Malgré de nombreux avertissements, les indiscrétions même échappées à la loyauté ou à la légèreté de quelques-uns des affidés d'un complot qui menaçait et affiliait trop de monde pour être resté complètement mystérieux, malgré l'exemple de la prudente défection de quelques avisés qui profitèrent du conseil qu'on leur avait donné de partir, l'assistance était aussi nombreuse que brillante à Notre-Dame et au Louvre ; et, par une sorte de point d'honneur d'insouciance ou de dévouement, les seigneurs protestants se pressaient en foule à ces fatales noces que devait ensanglanter le massacre de dix mille victimes.
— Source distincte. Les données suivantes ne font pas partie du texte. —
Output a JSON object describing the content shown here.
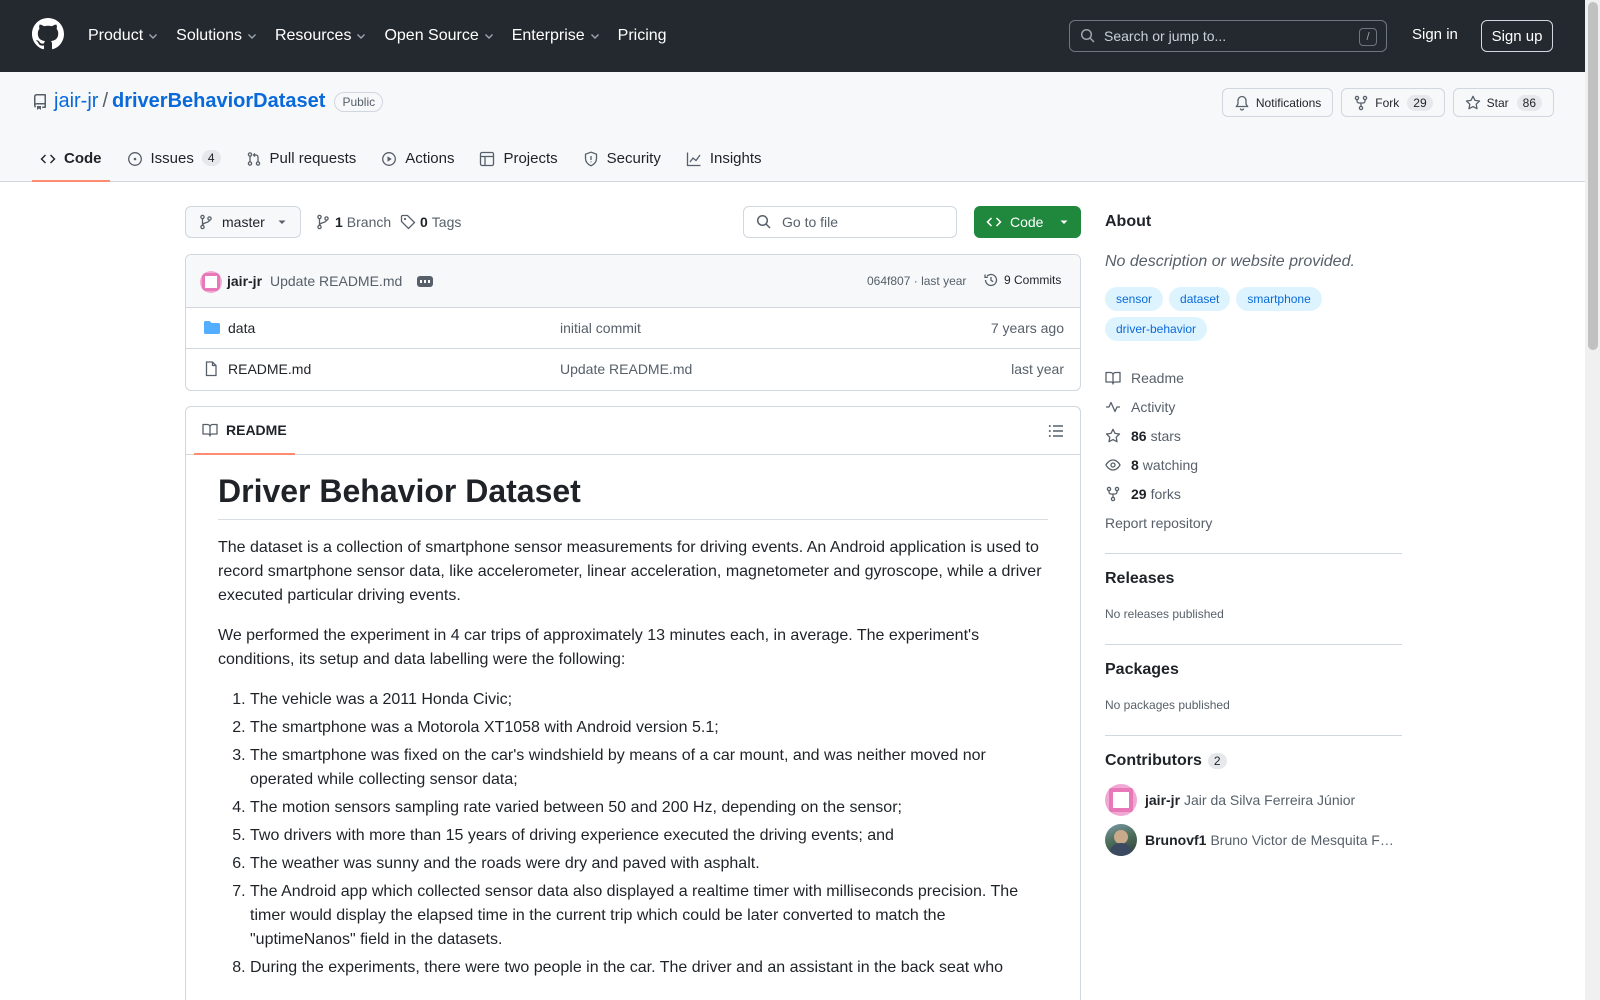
{
  "nav": {
    "items": [
      "Product",
      "Solutions",
      "Resources",
      "Open Source",
      "Enterprise",
      "Pricing"
    ],
    "search_placeholder": "Search or jump to...",
    "search_key": "/",
    "sign_in": "Sign in",
    "sign_up": "Sign up"
  },
  "repo": {
    "owner": "jair-jr",
    "separator": "/",
    "name": "driverBehaviorDataset",
    "visibility": "Public",
    "notifications_label": "Notifications",
    "fork_label": "Fork",
    "fork_count": "29",
    "star_label": "Star",
    "star_count": "86"
  },
  "tabs": [
    {
      "label": "Code",
      "active": true
    },
    {
      "label": "Issues",
      "count": "4"
    },
    {
      "label": "Pull requests"
    },
    {
      "label": "Actions"
    },
    {
      "label": "Projects"
    },
    {
      "label": "Security"
    },
    {
      "label": "Insights"
    }
  ],
  "toolbar": {
    "branch": "master",
    "branch_count": "1",
    "branch_label": "Branch",
    "tag_count": "0",
    "tag_label": "Tags",
    "goto_file": "Go to file",
    "code_label": "Code"
  },
  "commit": {
    "author": "jair-jr",
    "message": "Update README.md",
    "hash": "064f807",
    "sep": "·",
    "when": "last year",
    "commits": "9 Commits"
  },
  "files": [
    {
      "name": "data",
      "type": "folder",
      "message": "initial commit",
      "date": "7 years ago"
    },
    {
      "name": "README.md",
      "type": "file",
      "message": "Update README.md",
      "date": "last year"
    }
  ],
  "readme": {
    "tab_label": "README",
    "title": "Driver Behavior Dataset",
    "p1": "The dataset is a collection of smartphone sensor measurements for driving events. An Android application is used to record smartphone sensor data, like accelerometer, linear acceleration, magnetometer and gyroscope, while a driver executed particular driving events.",
    "p2": "We performed the experiment in 4 car trips of approximately 13 minutes each, in average. The experiment's conditions, its setup and data labelling were the following:",
    "list": [
      "The vehicle was a 2011 Honda Civic;",
      "The smartphone was a Motorola XT1058 with Android version 5.1;",
      "The smartphone was fixed on the car's windshield by means of a car mount, and was neither moved nor operated while collecting sensor data;",
      "The motion sensors sampling rate varied between 50 and 200 Hz, depending on the sensor;",
      "Two drivers with more than 15 years of driving experience executed the driving events; and",
      "The weather was sunny and the roads were dry and paved with asphalt.",
      "The Android app which collected sensor data also displayed a realtime timer with milliseconds precision. The timer would display the elapsed time in the current trip which could be later converted to match the \"uptimeNanos\" field in the datasets.",
      "During the experiments, there were two people in the car. The driver and an assistant in the back seat who"
    ]
  },
  "about": {
    "title": "About",
    "description": "No description or website provided.",
    "topics": [
      "sensor",
      "dataset",
      "smartphone",
      "driver-behavior"
    ],
    "links": [
      {
        "icon": "book-icon",
        "label": "Readme"
      },
      {
        "icon": "pulse-icon",
        "label": "Activity"
      },
      {
        "icon": "star-icon",
        "count": "86",
        "label": "stars"
      },
      {
        "icon": "eye-icon",
        "count": "8",
        "label": "watching"
      },
      {
        "icon": "fork-icon",
        "count": "29",
        "label": "forks"
      }
    ],
    "report": "Report repository"
  },
  "releases": {
    "title": "Releases",
    "text": "No releases published"
  },
  "packages": {
    "title": "Packages",
    "text": "No packages published"
  },
  "contributors": {
    "title": "Contributors",
    "count": "2",
    "list": [
      {
        "login": "jair-jr",
        "name": "Jair da Silva Ferreira Júnior"
      },
      {
        "login": "Brunovf1",
        "name": "Bruno Victor de Mesquita Ferreira"
      }
    ]
  }
}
Charles IX ne dissimulait point sa satisfaction de cette émulation chevaleresque, de ce galant empressement. Les charmes de Marguerite servant d'appeau au farouche oiseleur, il avait pris à la pipée tous les huguenots. Il avait dit gracieusement qu'il donnait sa sœur pour sauvegarde à tous les protestants du royaume. Ce n'était là qu'un compliment, peut-être une épigramme. La vérité est que la malheureuse princesse trahissait innocemment tous ceux à qui elle avait

inspiré si naturellement confiance, et qu'elle les livrait sans le savoir aux arquebuses et aux poignards de deux mille bourreaux fanatiques et mercenaires, ivres de vin, de sang et d'or, certains de l'impunité, et, chose plus horrible, de la récompense !
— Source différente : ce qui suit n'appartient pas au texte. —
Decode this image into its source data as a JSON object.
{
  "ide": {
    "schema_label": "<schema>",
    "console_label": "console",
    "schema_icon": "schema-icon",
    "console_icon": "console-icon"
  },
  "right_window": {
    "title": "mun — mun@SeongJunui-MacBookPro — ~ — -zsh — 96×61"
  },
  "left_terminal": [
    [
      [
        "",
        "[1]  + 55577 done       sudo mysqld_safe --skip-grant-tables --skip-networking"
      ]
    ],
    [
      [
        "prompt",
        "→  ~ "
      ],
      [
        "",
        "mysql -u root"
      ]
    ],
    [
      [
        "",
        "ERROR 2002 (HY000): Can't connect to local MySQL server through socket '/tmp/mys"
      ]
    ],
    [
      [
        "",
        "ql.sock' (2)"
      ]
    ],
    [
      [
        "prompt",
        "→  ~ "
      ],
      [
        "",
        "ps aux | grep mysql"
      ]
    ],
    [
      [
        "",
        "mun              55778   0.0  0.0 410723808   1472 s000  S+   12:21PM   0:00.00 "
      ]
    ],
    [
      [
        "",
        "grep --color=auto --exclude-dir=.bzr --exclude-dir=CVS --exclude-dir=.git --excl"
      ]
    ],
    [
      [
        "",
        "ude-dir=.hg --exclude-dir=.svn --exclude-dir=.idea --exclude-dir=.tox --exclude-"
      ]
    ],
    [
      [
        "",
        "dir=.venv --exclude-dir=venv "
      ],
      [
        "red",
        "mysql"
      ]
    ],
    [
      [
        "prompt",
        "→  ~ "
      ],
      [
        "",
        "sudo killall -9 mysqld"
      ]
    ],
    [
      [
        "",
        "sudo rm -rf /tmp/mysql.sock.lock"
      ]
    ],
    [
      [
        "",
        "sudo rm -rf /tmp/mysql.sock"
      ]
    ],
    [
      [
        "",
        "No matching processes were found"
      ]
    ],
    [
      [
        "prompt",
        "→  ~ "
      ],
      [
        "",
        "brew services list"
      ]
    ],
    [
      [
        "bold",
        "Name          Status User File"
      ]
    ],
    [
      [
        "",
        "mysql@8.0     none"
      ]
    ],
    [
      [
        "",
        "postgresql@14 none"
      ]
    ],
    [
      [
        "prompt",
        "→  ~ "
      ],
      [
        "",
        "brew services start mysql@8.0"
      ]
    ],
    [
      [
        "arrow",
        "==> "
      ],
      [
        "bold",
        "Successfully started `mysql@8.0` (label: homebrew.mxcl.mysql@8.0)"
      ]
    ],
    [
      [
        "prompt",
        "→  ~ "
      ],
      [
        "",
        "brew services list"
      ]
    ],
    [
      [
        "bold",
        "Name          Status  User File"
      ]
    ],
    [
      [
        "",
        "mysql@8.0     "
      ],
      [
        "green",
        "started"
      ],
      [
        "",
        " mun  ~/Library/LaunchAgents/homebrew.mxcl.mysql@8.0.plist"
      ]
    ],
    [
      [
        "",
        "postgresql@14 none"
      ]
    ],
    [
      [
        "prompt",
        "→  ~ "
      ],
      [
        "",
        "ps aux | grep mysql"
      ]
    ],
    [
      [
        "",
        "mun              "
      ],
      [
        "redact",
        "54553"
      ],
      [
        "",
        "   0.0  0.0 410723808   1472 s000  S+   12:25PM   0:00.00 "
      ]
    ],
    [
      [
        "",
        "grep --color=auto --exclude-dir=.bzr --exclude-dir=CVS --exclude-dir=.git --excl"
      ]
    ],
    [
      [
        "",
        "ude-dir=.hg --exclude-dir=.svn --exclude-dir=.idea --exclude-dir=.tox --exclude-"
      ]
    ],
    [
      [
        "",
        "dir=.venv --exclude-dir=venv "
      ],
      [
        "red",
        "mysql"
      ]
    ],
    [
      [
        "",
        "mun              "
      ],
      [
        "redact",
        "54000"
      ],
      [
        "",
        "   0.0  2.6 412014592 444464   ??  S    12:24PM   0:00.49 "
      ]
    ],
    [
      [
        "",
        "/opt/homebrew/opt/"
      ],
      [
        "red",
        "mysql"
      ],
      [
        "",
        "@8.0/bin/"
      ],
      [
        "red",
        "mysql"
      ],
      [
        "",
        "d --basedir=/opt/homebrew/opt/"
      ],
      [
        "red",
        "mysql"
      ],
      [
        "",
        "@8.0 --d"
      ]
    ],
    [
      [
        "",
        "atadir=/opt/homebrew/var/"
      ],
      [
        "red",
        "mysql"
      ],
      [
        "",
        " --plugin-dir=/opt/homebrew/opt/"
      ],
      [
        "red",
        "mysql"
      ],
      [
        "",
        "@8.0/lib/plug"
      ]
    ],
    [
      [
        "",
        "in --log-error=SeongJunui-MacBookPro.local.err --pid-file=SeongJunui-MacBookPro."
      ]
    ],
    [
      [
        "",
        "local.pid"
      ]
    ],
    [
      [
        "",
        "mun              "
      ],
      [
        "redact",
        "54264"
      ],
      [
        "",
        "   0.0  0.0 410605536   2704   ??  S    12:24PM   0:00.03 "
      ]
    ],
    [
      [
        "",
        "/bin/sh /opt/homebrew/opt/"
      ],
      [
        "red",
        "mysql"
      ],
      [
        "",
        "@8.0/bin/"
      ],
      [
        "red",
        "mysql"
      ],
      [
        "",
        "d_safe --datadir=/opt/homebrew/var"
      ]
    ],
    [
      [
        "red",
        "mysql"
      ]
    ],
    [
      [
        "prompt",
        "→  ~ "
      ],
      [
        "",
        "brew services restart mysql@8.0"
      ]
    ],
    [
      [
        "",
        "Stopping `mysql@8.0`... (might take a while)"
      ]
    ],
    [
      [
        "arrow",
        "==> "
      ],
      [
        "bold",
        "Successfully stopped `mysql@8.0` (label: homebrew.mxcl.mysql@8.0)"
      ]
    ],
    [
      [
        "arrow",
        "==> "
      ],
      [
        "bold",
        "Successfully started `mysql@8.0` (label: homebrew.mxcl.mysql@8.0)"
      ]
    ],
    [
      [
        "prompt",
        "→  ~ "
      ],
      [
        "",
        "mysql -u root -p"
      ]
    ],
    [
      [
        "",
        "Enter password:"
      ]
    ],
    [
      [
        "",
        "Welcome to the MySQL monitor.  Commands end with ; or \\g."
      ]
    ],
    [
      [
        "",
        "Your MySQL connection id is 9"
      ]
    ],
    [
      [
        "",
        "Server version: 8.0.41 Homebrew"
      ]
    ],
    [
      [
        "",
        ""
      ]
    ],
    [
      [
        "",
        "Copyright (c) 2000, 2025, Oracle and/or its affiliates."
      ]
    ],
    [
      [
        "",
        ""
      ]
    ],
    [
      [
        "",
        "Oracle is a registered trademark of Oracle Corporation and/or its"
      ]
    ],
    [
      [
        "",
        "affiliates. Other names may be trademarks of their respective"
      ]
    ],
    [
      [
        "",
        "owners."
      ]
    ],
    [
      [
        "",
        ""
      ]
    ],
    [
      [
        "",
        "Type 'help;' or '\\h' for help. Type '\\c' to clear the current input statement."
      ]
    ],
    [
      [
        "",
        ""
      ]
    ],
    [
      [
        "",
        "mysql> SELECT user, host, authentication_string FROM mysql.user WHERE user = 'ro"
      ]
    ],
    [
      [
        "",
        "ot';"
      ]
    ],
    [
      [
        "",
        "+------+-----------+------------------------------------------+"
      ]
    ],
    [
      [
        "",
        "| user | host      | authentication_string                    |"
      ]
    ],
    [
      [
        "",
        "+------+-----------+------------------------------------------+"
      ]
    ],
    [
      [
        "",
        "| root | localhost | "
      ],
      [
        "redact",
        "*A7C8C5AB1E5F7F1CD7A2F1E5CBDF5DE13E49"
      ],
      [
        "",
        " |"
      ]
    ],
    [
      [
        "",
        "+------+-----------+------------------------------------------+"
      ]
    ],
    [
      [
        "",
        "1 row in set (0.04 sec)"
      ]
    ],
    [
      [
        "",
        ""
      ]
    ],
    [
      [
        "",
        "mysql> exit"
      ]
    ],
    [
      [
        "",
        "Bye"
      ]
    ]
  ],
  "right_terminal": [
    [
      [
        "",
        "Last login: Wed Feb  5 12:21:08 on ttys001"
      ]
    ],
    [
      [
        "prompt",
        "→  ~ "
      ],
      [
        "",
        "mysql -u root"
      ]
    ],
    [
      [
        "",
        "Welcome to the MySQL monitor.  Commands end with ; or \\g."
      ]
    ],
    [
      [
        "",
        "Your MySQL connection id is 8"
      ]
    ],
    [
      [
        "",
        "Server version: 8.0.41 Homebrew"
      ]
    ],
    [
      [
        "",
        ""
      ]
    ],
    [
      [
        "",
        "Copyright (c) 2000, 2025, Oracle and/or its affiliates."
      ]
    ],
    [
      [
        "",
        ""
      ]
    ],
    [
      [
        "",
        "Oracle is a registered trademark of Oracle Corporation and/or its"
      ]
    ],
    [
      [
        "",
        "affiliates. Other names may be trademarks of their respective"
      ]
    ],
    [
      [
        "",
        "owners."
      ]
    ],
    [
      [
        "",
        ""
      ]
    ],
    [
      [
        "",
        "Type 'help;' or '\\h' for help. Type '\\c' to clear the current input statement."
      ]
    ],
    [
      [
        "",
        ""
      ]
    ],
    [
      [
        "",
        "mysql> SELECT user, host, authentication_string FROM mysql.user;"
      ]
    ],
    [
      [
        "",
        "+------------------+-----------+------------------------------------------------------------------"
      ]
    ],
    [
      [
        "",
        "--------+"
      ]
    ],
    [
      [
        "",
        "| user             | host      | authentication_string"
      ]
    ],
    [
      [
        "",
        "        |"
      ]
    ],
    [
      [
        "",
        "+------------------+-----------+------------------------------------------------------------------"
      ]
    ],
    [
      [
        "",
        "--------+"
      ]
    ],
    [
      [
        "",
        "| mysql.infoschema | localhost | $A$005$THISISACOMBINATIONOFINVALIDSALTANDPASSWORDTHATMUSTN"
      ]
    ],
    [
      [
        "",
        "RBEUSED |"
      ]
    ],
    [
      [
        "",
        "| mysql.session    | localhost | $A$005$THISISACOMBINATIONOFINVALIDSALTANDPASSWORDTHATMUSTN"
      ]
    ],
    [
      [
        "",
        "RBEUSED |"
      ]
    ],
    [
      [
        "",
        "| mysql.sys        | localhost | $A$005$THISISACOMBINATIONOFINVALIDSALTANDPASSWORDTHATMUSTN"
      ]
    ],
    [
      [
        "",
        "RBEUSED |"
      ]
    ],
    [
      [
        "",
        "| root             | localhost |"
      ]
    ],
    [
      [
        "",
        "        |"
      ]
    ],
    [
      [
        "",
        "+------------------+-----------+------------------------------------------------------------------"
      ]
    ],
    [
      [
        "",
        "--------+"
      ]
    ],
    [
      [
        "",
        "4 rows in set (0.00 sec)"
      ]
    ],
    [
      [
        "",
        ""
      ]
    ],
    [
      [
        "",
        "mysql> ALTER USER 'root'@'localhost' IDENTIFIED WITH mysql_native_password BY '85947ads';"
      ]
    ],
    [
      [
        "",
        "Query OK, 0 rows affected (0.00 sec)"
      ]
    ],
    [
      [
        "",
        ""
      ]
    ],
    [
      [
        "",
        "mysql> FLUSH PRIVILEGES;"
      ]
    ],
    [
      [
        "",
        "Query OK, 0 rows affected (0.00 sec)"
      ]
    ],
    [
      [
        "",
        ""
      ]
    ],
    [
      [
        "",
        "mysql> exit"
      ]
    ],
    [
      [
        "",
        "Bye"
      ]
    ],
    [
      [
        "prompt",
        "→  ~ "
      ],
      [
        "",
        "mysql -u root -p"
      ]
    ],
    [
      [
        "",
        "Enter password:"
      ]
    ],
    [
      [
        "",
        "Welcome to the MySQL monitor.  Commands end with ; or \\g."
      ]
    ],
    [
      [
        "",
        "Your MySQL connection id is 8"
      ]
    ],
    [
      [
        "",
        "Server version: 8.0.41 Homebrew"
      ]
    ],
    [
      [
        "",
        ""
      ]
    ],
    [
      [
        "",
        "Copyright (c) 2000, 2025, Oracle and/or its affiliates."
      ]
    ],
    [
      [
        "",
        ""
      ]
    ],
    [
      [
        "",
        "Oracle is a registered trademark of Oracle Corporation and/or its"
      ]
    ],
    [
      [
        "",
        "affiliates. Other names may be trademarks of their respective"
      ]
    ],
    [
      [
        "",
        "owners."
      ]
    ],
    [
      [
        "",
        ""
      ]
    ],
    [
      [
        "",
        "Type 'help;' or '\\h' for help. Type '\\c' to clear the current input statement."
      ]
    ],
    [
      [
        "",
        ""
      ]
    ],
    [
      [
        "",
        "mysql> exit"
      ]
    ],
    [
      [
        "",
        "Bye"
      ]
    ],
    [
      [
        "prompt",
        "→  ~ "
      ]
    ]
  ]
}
Aussi, tandis que Henri et Marguerite, dans les rares intermèdes de ces fêtes fiévreuses où chacun s'étourdissait à l'envi, ceux-ci sur le danger, et ceux-là sur le crime, tremblaient le soir et frissonnaient au réduit nuptial, épiant les gens suspects, prêtant au moindre bruit une oreille inquiète, interrogeant les tapisseries ondoyantes d'un œil brûlant d'insomnie, Charles 1X se frottait joyeusement les mains dans le cercle des flatteurs intimes et des exécuteurs serviles, et exhalait en cyniques propos la satisfaction sinistre de l'ogre qui flaire la proie.

Pauvre prince, après tout, et qu'il faut plutôt plaindre que blâmer, car il fut la dupe et la victime de cette mère implacable, au visage de Fatalité, qui s'attacha à corrompre, dans cet enfant intelligent et généreux, les sources de la vertu et de la vie, autant que les bonnes mères s'attachent à les garder de toute souillure !

Pauvre prince, après tout, que Catherine s'était appliquée à rendre féroce, comme elle s'était appliquée à rendre Alençon envieux et Anjou efféminé, dont elle avait pétri l'âme naïve en ses doigts de Furie, dont elle avait fasciné le cœur et ensorcelé l'esprit, et qui souriait comme un homme ivre à ces diaboliques desseins dont elle lui soufflait l'orgueil, dont elle lui laissait la faute et gardait le profit !

Pauvre prince, après tout, mort jeune, désespéré, furieux, protestant, en présence de la tardive vérité, contre le crime de son aveugle obéissance, 'maudissant sa mère, embrassant Henri qui avait failli être sa victime, regrettant la gloire, la jeunesse, la vie, et détestant ce massacre dont le remords le tuait !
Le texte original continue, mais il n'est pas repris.